Do not think I am sad and gloomy; far from it. I only hope that God spares me to see this busines through. They tell me that the Germans are running out of ammuntion? And I expect that you read in the newspapers where they fired a 1’000 shells at our little bit of front-line. All I know is that they fired off a good many, but I did not stick around to count them. Happily none of our lads were hurt.

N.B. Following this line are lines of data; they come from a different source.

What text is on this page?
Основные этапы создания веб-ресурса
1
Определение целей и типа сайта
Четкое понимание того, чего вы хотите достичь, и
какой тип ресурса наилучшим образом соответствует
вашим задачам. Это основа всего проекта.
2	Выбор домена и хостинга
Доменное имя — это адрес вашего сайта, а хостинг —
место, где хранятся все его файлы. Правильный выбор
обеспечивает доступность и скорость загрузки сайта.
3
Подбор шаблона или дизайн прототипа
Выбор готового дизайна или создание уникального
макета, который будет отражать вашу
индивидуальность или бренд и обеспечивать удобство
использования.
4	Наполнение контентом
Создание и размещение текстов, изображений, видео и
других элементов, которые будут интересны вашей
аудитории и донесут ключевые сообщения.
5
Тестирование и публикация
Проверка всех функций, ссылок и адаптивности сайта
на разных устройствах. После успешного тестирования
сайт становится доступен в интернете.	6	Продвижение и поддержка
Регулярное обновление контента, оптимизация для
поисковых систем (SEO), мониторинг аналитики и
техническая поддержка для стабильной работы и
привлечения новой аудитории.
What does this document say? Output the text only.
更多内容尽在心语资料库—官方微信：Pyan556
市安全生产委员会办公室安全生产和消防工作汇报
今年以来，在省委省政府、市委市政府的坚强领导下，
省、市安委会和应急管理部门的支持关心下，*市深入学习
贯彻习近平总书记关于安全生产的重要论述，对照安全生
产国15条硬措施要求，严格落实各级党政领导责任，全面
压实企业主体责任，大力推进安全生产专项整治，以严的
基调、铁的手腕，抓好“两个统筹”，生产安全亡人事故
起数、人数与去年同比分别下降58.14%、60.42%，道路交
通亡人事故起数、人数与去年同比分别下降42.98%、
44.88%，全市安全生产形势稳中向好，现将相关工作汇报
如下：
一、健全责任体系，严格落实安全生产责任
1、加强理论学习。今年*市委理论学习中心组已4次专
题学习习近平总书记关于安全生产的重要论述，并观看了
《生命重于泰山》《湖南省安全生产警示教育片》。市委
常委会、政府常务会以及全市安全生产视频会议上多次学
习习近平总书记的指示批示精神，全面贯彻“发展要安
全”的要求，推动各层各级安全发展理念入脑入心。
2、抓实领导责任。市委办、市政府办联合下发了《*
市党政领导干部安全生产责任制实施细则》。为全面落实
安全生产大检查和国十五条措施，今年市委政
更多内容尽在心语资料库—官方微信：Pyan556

We had our Christmas in the trenches, this makes two now for me, the next one, at home with you I hope. There was no truce this time, our artillery chaps sent the Huns Christmas puddings with lead in them. We came out of the front -line on the 29th December, of course we did not get duck or turkey, but we still had an enjoyable time. As we sat down to our late Christmas lunch, the Hun artillery sent over their good wishes in the shape of 4 ‘Coal-boxes’*, which dropped not 40 yards from us. Nil damage. I am as always much indebted to you and the people of the village for all your gifts and many kindness’s.
* A Coal-box was a German 5.9mm, High explosive shell. It could make a crater approx: 36 feet in dia. X 18 feet deep. And burst with a lot of black oily smoke, hence the name.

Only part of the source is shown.